Drittens hält der keynesianische Staat der Bourgeoisie das Angebot feil, die sozialökonomisch integrierte Arbeiterklasse auch politisch und ideologisch einzubauen – denn sein Programm ist nichts anderes, sagt Keynes, als ein “antimarxistischer Sozialismus”, ein Sozialismus ohne Klassenkampf, d.h. die produktive Gemeinschaft der, wie es die NSDAP ausdrückte, “Schaffenden von Hirn und Hand”. Der Klassengegensatz wird zur funktionalen Arbeitsteilung, Ausbeutung wird sachlich nüchterne Produktionsleitung, indem der Staat für die Subsistenz der Ware Arbeitskraft sich verbürgt.

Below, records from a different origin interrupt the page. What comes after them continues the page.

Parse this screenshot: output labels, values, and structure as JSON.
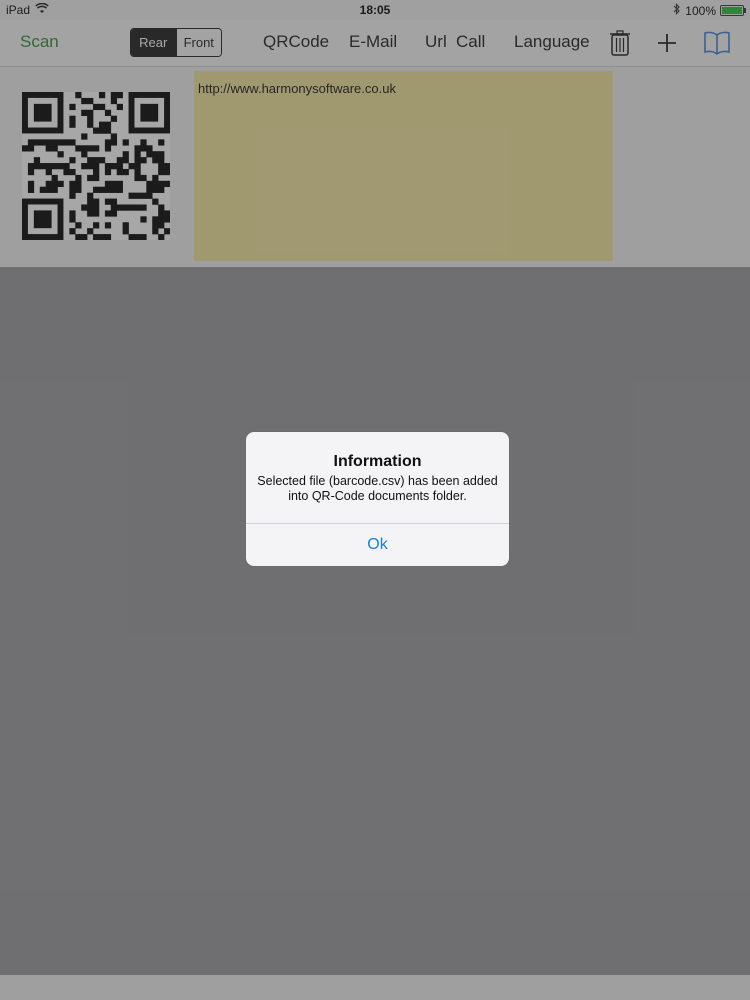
{
  "status_bar": {
    "device": "iPad",
    "time": "18:05",
    "battery": "100%",
    "battery_level": 1.0,
    "icons": [
      "wifi-icon",
      "bluetooth-icon",
      "battery-icon"
    ]
  },
  "toolbar": {
    "scan_label": "Scan",
    "camera_segment": {
      "options": [
        "Rear",
        "Front"
      ],
      "selected": "Rear"
    },
    "qrcode_label": "QRCode",
    "email_label": "E-Mail",
    "url_label": "Url",
    "call_label": "Call",
    "language_label": "Language",
    "icons": [
      "trash-icon",
      "plus-icon",
      "book-icon"
    ]
  },
  "content": {
    "text_value": "http://www.harmonysoftware.co.uk"
  },
  "alert": {
    "title": "Information",
    "message": "Selected file (barcode.csv) has been added into QR-Code documents folder.",
    "ok_label": "Ok"
  },
  "colors": {
    "scan_green": "#2f8a2f",
    "link_blue": "#1a7fd8",
    "textbox_yellow": "#f3e69a",
    "battery_green": "#2bbf3a",
    "book_icon_blue": "#3d7fd1"
  }
}
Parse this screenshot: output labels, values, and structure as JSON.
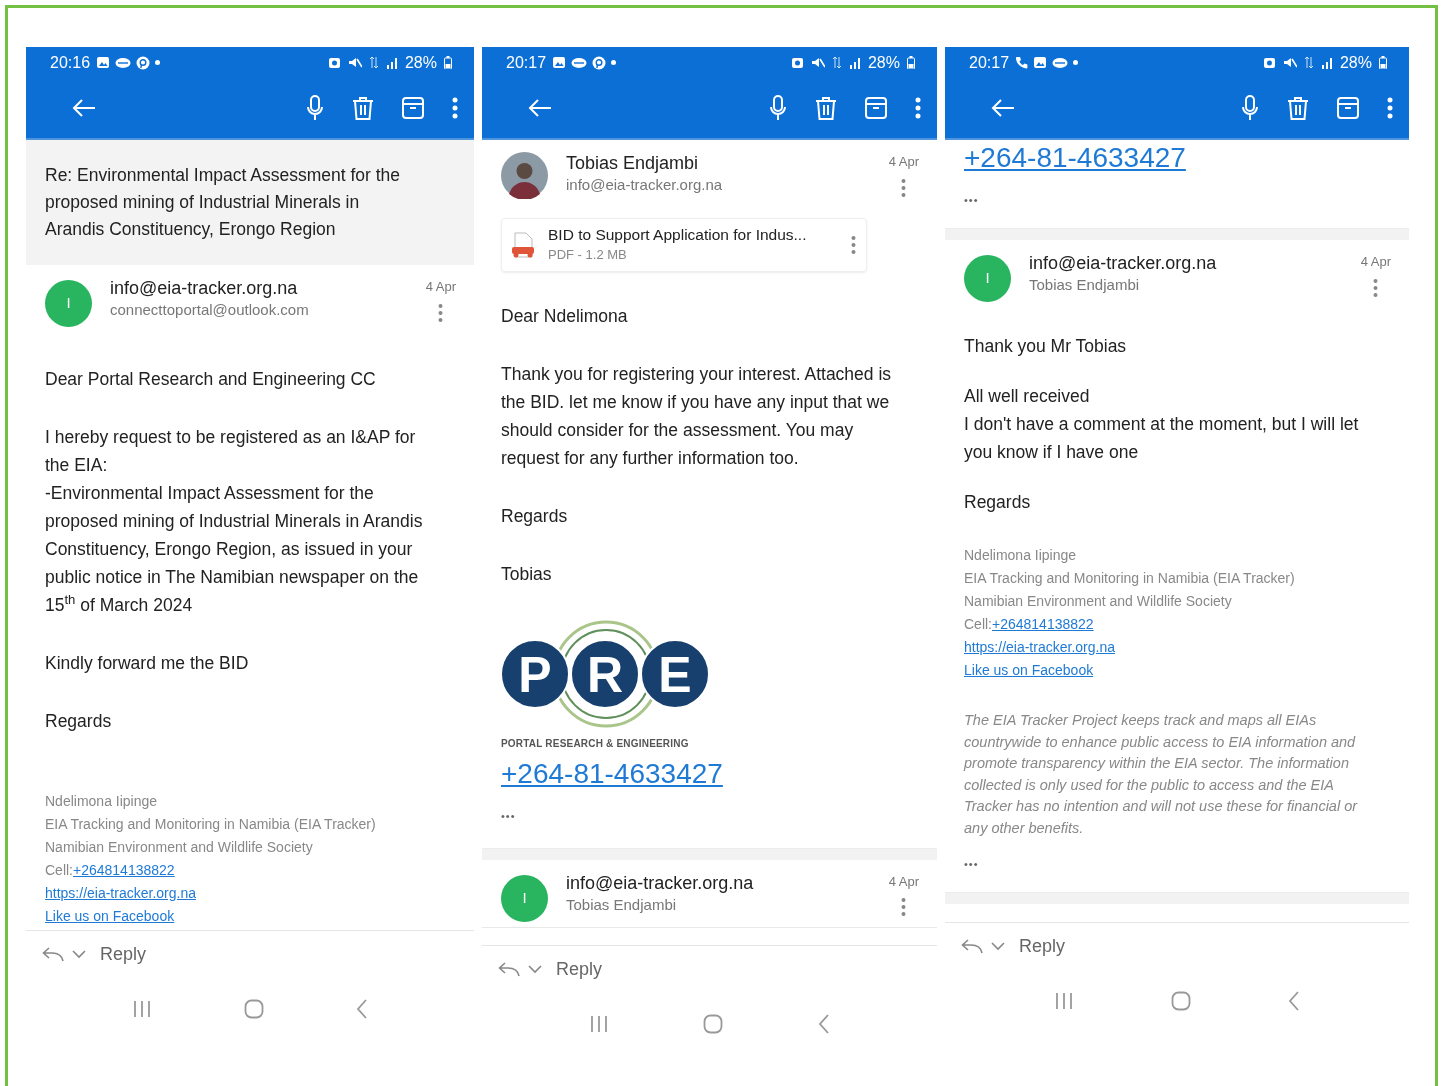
{
  "screens": [
    {
      "status_bar": {
        "time": "20:16",
        "left_icons": [
          {
            "kind": "image"
          },
          {
            "kind": "chat"
          },
          {
            "kind": "pin"
          },
          {
            "kind": "dot"
          }
        ],
        "battery": "28%"
      },
      "blocks": [
        {
          "kind": "subject",
          "text": "Re: Environmental Impact Assessment for the proposed mining of Industrial Minerals in Arandis Constituency, Erongo Region"
        },
        {
          "kind": "sender",
          "avatar": {
            "kind": "letter",
            "letter": "I"
          },
          "name": "info@eia-tracker.org.na",
          "address": "connecttoportal@outlook.com",
          "date": "4 Apr"
        },
        {
          "kind": "text",
          "lines": [
            "Dear Portal Research and Engineering CC"
          ]
        },
        {
          "kind": "text",
          "lines": [
            "I hereby request to be registered as an I&AP for the EIA:",
            "-Environmental Impact Assessment for the proposed mining of Industrial Minerals in Arandis Constituency, Erongo Region, as issued in your public notice in The Namibian newspaper on the 15$^{th}$ of March 2024"
          ]
        },
        {
          "kind": "text",
          "lines": [
            "Kindly forward me the BID"
          ]
        },
        {
          "kind": "text",
          "lines": [
            "Regards"
          ]
        },
        {
          "kind": "signature",
          "lines": [
            {
              "kind": "plain",
              "text": "Ndelimona Iipinge"
            },
            {
              "kind": "plain",
              "text": "EIA Tracking and Monitoring in Namibia (EIA Tracker)"
            },
            {
              "kind": "plain",
              "text": "Namibian Environment and Wildlife Society"
            },
            {
              "kind": "cell",
              "label": "Cell:",
              "link": "+264814138822"
            },
            {
              "kind": "link",
              "text": "https://eia-tracker.org.na"
            },
            {
              "kind": "link",
              "text": "Like us on Facebook"
            }
          ]
        }
      ],
      "reply": "Reply"
    },
    {
      "status_bar": {
        "time": "20:17",
        "left_icons": [
          {
            "kind": "image"
          },
          {
            "kind": "chat"
          },
          {
            "kind": "pin"
          },
          {
            "kind": "dot"
          }
        ],
        "battery": "28%"
      },
      "blocks": [
        {
          "kind": "sender",
          "avatar": {
            "kind": "photo"
          },
          "name": "Tobias Endjambi",
          "address": "info@eia-tracker.org.na",
          "date": "4 Apr"
        },
        {
          "kind": "attachment",
          "name": "BID to Support Application for Indus...",
          "meta": "PDF - 1.2 MB"
        },
        {
          "kind": "text",
          "lines": [
            "Dear  Ndelimona"
          ]
        },
        {
          "kind": "text",
          "lines": [
            "Thank you for registering your interest. Attached is the BID. let me know if you have any input that we should consider for the assessment. You may request for any further information too."
          ]
        },
        {
          "kind": "text",
          "lines": [
            "Regards"
          ]
        },
        {
          "kind": "text",
          "lines": [
            "Tobias"
          ]
        },
        {
          "kind": "logo",
          "letters": [
            "P",
            "R",
            "E"
          ],
          "caption": "PORTAL RESEARCH & ENGINEERING"
        },
        {
          "kind": "phone_link",
          "text": "+264-81-4633427"
        },
        {
          "kind": "more",
          "text": "•••"
        },
        {
          "kind": "separator"
        },
        {
          "kind": "sender",
          "avatar": {
            "kind": "letter",
            "letter": "I"
          },
          "name": "info@eia-tracker.org.na",
          "address": "Tobias Endjambi",
          "date": "4 Apr"
        }
      ],
      "reply": "Reply"
    },
    {
      "status_bar": {
        "time": "20:17",
        "left_icons": [
          {
            "kind": "phone"
          },
          {
            "kind": "image"
          },
          {
            "kind": "chat"
          },
          {
            "kind": "dot"
          }
        ],
        "battery": "28%"
      },
      "blocks": [
        {
          "kind": "phone_link",
          "text": "+264-81-4633427"
        },
        {
          "kind": "more",
          "text": "•••"
        },
        {
          "kind": "separator"
        },
        {
          "kind": "sender",
          "avatar": {
            "kind": "letter",
            "letter": "I"
          },
          "name": "info@eia-tracker.org.na",
          "address": "Tobias Endjambi",
          "date": "4 Apr"
        },
        {
          "kind": "text",
          "lines": [
            "Thank you Mr Tobias"
          ]
        },
        {
          "kind": "text",
          "lines": [
            "All well received",
            "I don't have a comment at the moment, but I will let you know if I have one"
          ]
        },
        {
          "kind": "text",
          "lines": [
            "Regards"
          ]
        },
        {
          "kind": "signature",
          "lines": [
            {
              "kind": "plain",
              "text": "Ndelimona Iipinge"
            },
            {
              "kind": "plain",
              "text": "EIA Tracking and Monitoring in Namibia (EIA Tracker)"
            },
            {
              "kind": "plain",
              "text": "Namibian Environment and Wildlife Society"
            },
            {
              "kind": "cell",
              "label": "Cell:",
              "link": "+264814138822"
            },
            {
              "kind": "link",
              "text": "https://eia-tracker.org.na"
            },
            {
              "kind": "link",
              "text": "Like us on Facebook"
            }
          ]
        },
        {
          "kind": "disclaimer",
          "text": "The EIA Tracker Project keeps track and maps all EIAs countrywide to enhance public access to EIA information and promote transparency within the EIA sector. The information collected is only used for the public to access and the EIA Tracker has no intention and will not use these for financial or any other benefits."
        },
        {
          "kind": "more",
          "text": "•••"
        },
        {
          "kind": "separator"
        }
      ],
      "reply": "Reply"
    }
  ]
}
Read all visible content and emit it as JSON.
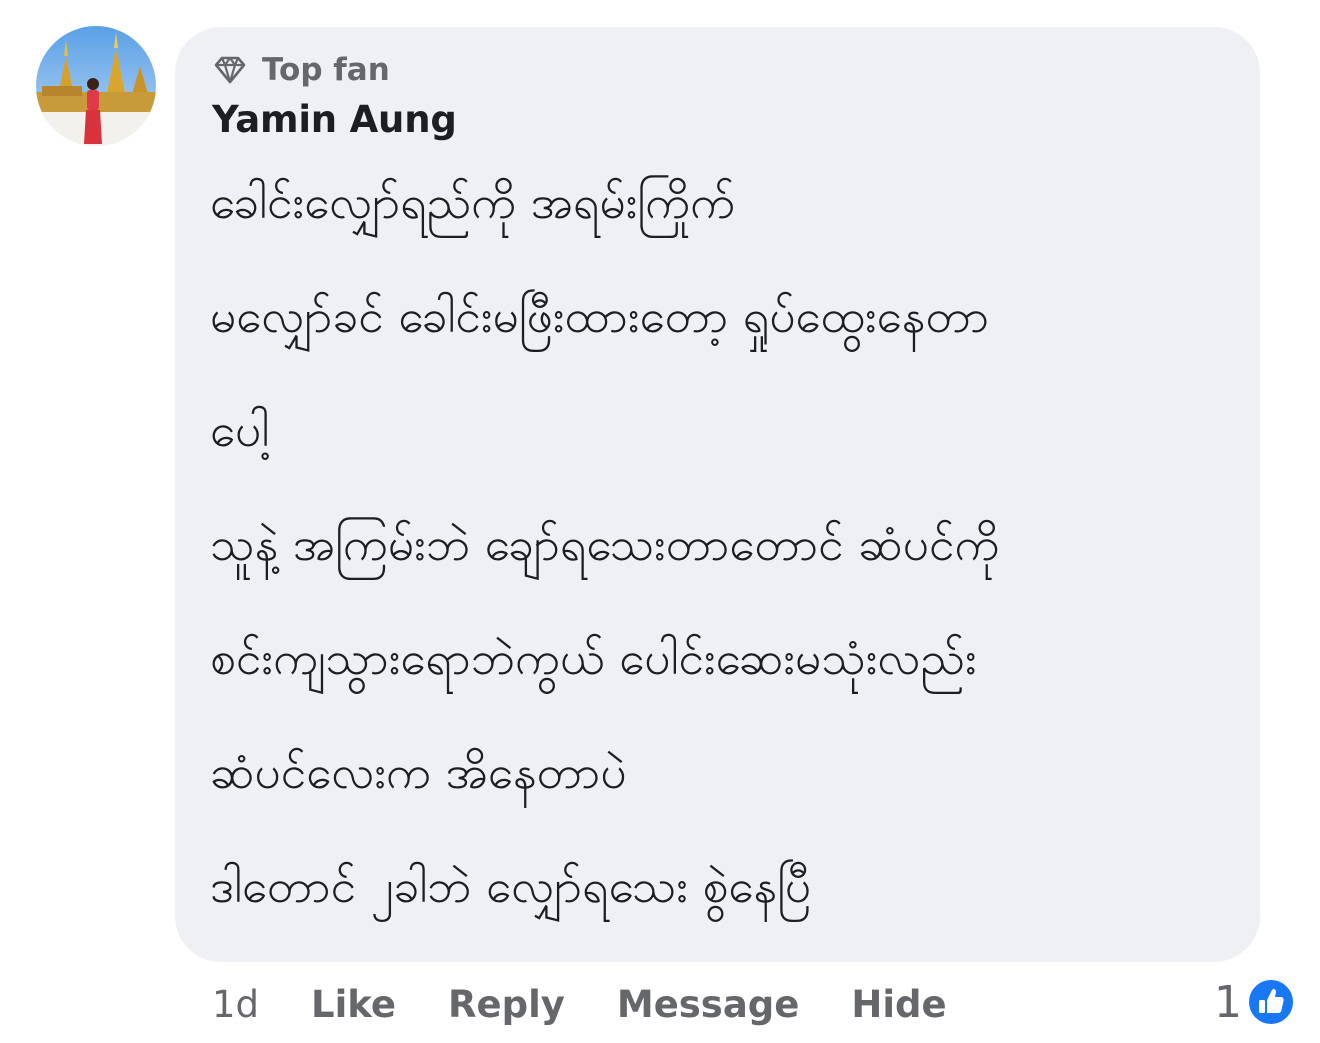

Und viertens schließlich gibt der keynesianische Staat der Arbeiterbewegung die Offerte einer “Sozialisierung der Investitionen”, kommt also ihren planwirtschaftlichen Ambitionen entgegen, einer Vergesellschaftung des Kredits, die wesentlich im Kampf gegen das arbeitslose Einkommen bestehen soll. Dem Mangel an Kaufkraft soll abgeholfen werden, indem Keynes eine Idee des einigermaßen faschistoiden Freiwirtschaftlers Silvio Gesell aufgreift: die Abschaffung des Zinses, der Rendite auf “untätiges Geldkapital”. Daraus soll folgen “der sanfte Tod des Rentners, des funktionslosen Investors, der nichts Plötzliches sein und keine Revolution erfordern wird.”

Keynes denkt, alles in allem, die Einheit von Kapital und Arbeit im Programm ihres gemeinschaftlichen Kampfes gegen die Krise unter Leitung des politischen Souveräns. Indem er jedoch die Krise als Ausdruck der Unterkonsumtion denkt, erscheint ihm die Knappheit des Geldes als das basale Problem. Geld ist ihm wesentlich nicht Wertspeicher, d.h. Kapital in monetärer Form, sondern der Schleier über der Produktion von nichts als Gebrauchswerten. Geld ist ihm bloß das tech nische Instrument der Vermittlung von Kauf und Verkauf, bloß dingliche Einheit, in der gezählt und gerechnet wird, und reines Mittel ohne autonomes Wesen. Dem Mangel an Geld soll es geschuldet sein, daß der ökonomische Zyklus erlahmt. Diesem Mangel soll mittels staatlicher Geldschöpfung wie der Vergesellschaftung des Kredits abgeholfen werden, um die Nachfrage zu stimulieren. Aber die Gebrauchswerte sind keineswegs die Gebrauchswerte, sie sind Waren, Dinge, die aufgrund ihrer antagonistischen Produziertheit die Form der Waren erhalten, Kapitalprodukte, die daher die Form des Geldes annehmen müssen. Geld ist nicht, wie Keynes glaubt, “sozusagen die gleiche Sache wie Grünkäse”, sondern die besondere Darstellung des allgemeinen Warencharakters der Gebrauchswerte als der Produkte des Kapitals.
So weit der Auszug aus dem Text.